Photocatalytic
and electrocatalytic reactions to produce value-added
chemicals offer promising solutions for addressing the energy crisis
and environmental pollution. Photocatalysis is driven by light excitation
and charge separation and relies on semiconducting catalysts, while
electrocatalysis is driven by external electric current and is mostly
based on metallic catalysts with high electrical conductivity. Due
to the distinct reaction mechanism, the conversion between the two
catalytic types has remained largely unexplored. Herein, by means
of density functional theory (DFT) simulations, we demonstrated that
the ferroelectric heterostructures Mo-BN@In2Se3 and WSe2@In2Se3 can exhibit semiconducting
or metallic features depending on the polarization direction as a
result of the built-in field and electron transfer.

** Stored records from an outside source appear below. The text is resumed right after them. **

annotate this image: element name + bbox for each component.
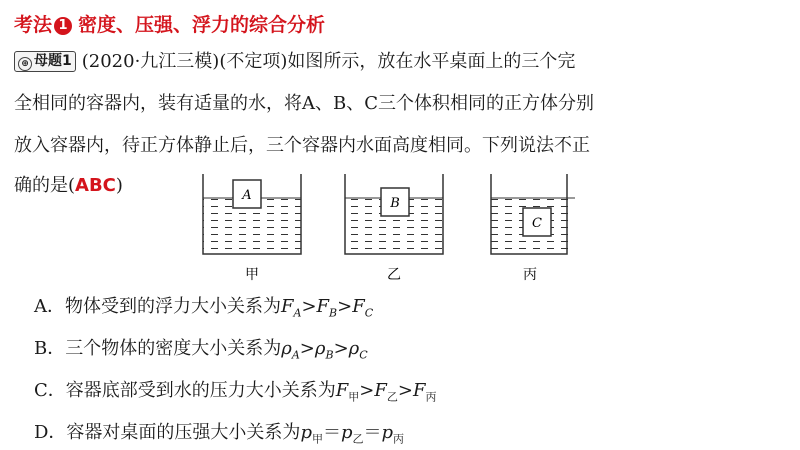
heading-prefix: 考法 bbox=[14, 14, 53, 36]
question-line-2 bbox=[14, 90, 594, 117]
container-bing bbox=[491, 174, 575, 283]
containers-figure bbox=[195, 168, 575, 290]
option-a-text: A．物体受到的浮力大小关系为 bbox=[34, 296, 281, 317]
question-line-4 bbox=[14, 172, 123, 199]
question-text-3: 放入容器内，待正方体静止后，三个容器内水面高度相同。下列说法不正 bbox=[14, 135, 590, 156]
option-c: C．容器底部受到水的压力大小关系为$F_甲>F_乙>F_丙$ bbox=[34, 380, 437, 404]
question-badge bbox=[14, 51, 76, 72]
caption-yi: 乙 bbox=[387, 267, 401, 283]
lock-icon: ⊕ bbox=[18, 57, 32, 71]
option-b-text: B．三个物体的密度大小关系为 bbox=[34, 338, 282, 359]
badge-label: 母题1 bbox=[34, 53, 72, 69]
heading-number-badge: 1 bbox=[54, 17, 72, 35]
section-heading bbox=[14, 10, 325, 37]
question-text-4: 确的是( bbox=[14, 175, 76, 196]
answer-close: ) bbox=[115, 175, 123, 196]
question-text-1: (2020·九江三模)(不定项)如图所示，放在水平桌面上的三个完 bbox=[81, 51, 576, 72]
option-b: B．三个物体的密度大小关系为$\rho_A>\rho_B>\rho_C$ bbox=[34, 338, 368, 362]
block-b-label: B bbox=[390, 196, 400, 211]
question-text-2: 全相同的容器内，装有适量的水，将A、B、C三个体积相同的正方体分别 bbox=[14, 93, 594, 114]
option-a: A．物体受到的浮力大小关系为$F_A>F_B>F_C$ bbox=[34, 296, 374, 320]
block-a-label: A bbox=[242, 188, 252, 203]
answer-text: ABC bbox=[75, 175, 116, 196]
heading-text: 密度、压强、浮力的综合分析 bbox=[78, 14, 326, 36]
caption-bing: 丙 bbox=[523, 267, 537, 283]
option-d-text: D．容器对桌面的压强大小关系为 bbox=[34, 422, 301, 443]
block-c-label: C bbox=[532, 216, 542, 231]
option-d: D．容器对桌面的压强大小关系为$p_甲=p_乙=p_丙$ bbox=[34, 422, 405, 446]
question-line-1 bbox=[14, 48, 575, 75]
container-jia bbox=[203, 174, 301, 283]
caption-jia: 甲 bbox=[245, 267, 259, 283]
container-yi bbox=[345, 174, 443, 283]
option-c-text: C．容器底部受到水的压力大小关系为 bbox=[34, 380, 336, 401]
question-line-3 bbox=[14, 132, 590, 159]
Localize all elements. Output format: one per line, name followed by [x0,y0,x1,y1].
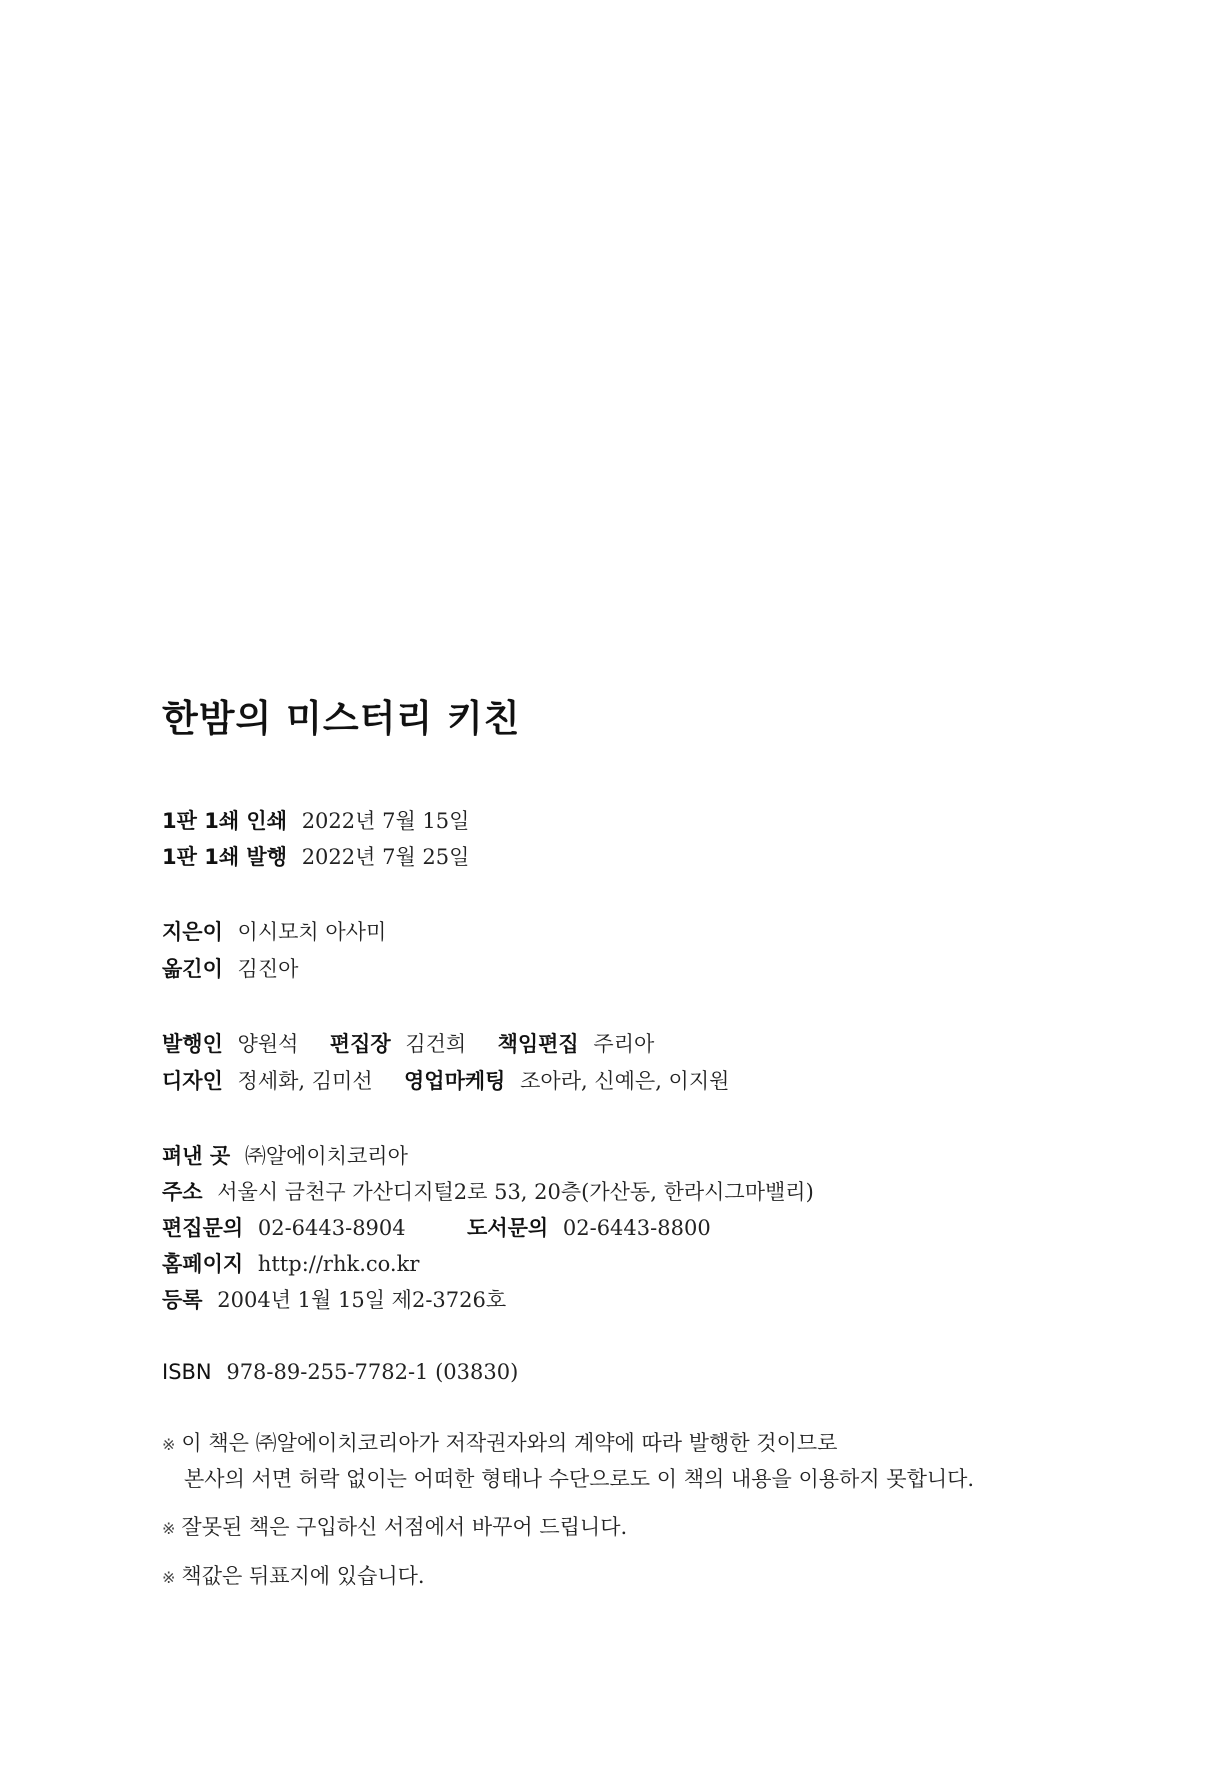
homepage-line [162,1249,419,1279]
copyright-note-line-1 [162,1428,837,1460]
homepage-url: http://rhk.co.kr [257,1252,420,1276]
reference-mark: ※ [162,1519,176,1538]
editorial-inquiry-phone: 02-6443-8904 [257,1216,406,1240]
address-label: 주소 [162,1180,203,1204]
editor-in-chief-label: 편집장 [329,1032,391,1056]
reference-mark: ※ [162,1435,176,1454]
copyright-note-text-1: 이 책은 ㈜알에이치코리아가 저작권자와의 계약에 따라 발행한 것이므로 [181,1431,838,1455]
edition-publish-line [162,842,469,872]
author-line [162,917,386,947]
author-name: 이시모치 아사미 [237,920,387,944]
edition-publish-label: 1판 1쇄 발행 [162,845,287,869]
reference-mark: ※ [162,1568,176,1587]
author-label: 지은이 [162,920,223,944]
copyright-note-line-2 [162,1464,974,1494]
editor-in-chief-name: 김건희 [405,1032,467,1056]
address-value: 서울시 금천구 가산디지털2로 53, 20층(가산동, 한라시그마밸리) [217,1180,814,1204]
designer-names: 정세화, 김미선 [237,1069,373,1093]
homepage-label: 홈페이지 [162,1252,244,1276]
isbn-label: ISBN [162,1360,212,1384]
book-inquiry-phone: 02-6443-8800 [562,1216,711,1240]
exchange-note [162,1512,627,1544]
inquiry-line [162,1213,711,1243]
marketing-label: 영업마케팅 [404,1069,506,1093]
publisher-name-line [162,1141,408,1171]
price-note-text: 책값은 뒤표지에 있습니다. [181,1564,425,1588]
publisher-person-name: 양원석 [237,1032,299,1056]
publisher-name-label: 펴낸 곳 [162,1144,231,1168]
edition-print-date: 2022년 7월 15일 [301,809,470,833]
exchange-note-text: 잘못된 책은 구입하신 서점에서 바꾸어 드립니다. [181,1515,628,1539]
designer-label: 디자인 [162,1069,223,1093]
price-note [162,1561,425,1593]
edition-print-line [162,806,469,836]
editorial-inquiry-label: 편집문의 [162,1216,244,1240]
publisher-name: ㈜알에이치코리아 [244,1144,408,1168]
translator-label: 옮긴이 [162,957,223,981]
book-inquiry-label: 도서문의 [467,1216,549,1240]
responsible-editor-label: 책임편집 [497,1032,579,1056]
translator-line [162,954,298,984]
responsible-editor-name: 주리아 [593,1032,655,1056]
isbn-value: 978-89-255-7782-1 (03830) [226,1360,519,1384]
address-line [162,1177,814,1207]
registration-label: 등록 [162,1288,203,1312]
edition-publish-date: 2022년 7월 25일 [301,845,470,869]
registration-line [162,1285,506,1315]
isbn-line [162,1357,518,1387]
edition-print-label: 1판 1쇄 인쇄 [162,809,287,833]
translator-name: 김진아 [237,957,299,981]
publisher-person-label: 발행인 [162,1032,223,1056]
marketing-names: 조아라, 신예은, 이지원 [520,1069,730,1093]
staff-line-2 [162,1066,729,1096]
copyright-note-text-2: 본사의 서면 허락 없이는 어떠한 형태나 수단으로도 이 책의 내용을 이용하지 못합니다. [184,1467,975,1491]
registration-value: 2004년 1월 15일 제2-3726호 [217,1288,507,1312]
book-title: 한밤의 미스터리 키친 [162,696,521,740]
staff-line-1 [162,1029,654,1059]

Using the nitrogen
reduction reaction (NRR) and hydrogen evolution reaction (HER) as
examples, the metallic heterostructures act as excellent electrocatalysts
for these reactions, while the semiconducting heterostructures serve
as the corresponding photocatalysts with improved optical absorption,
enhanced charge separation, and low Gibbs free energy change. The
findings not only bridge physical phenomena of the electronic phase
transition with chemical reactions but also offer a new and feasible
approach to significantly improve the catalytic efficiency.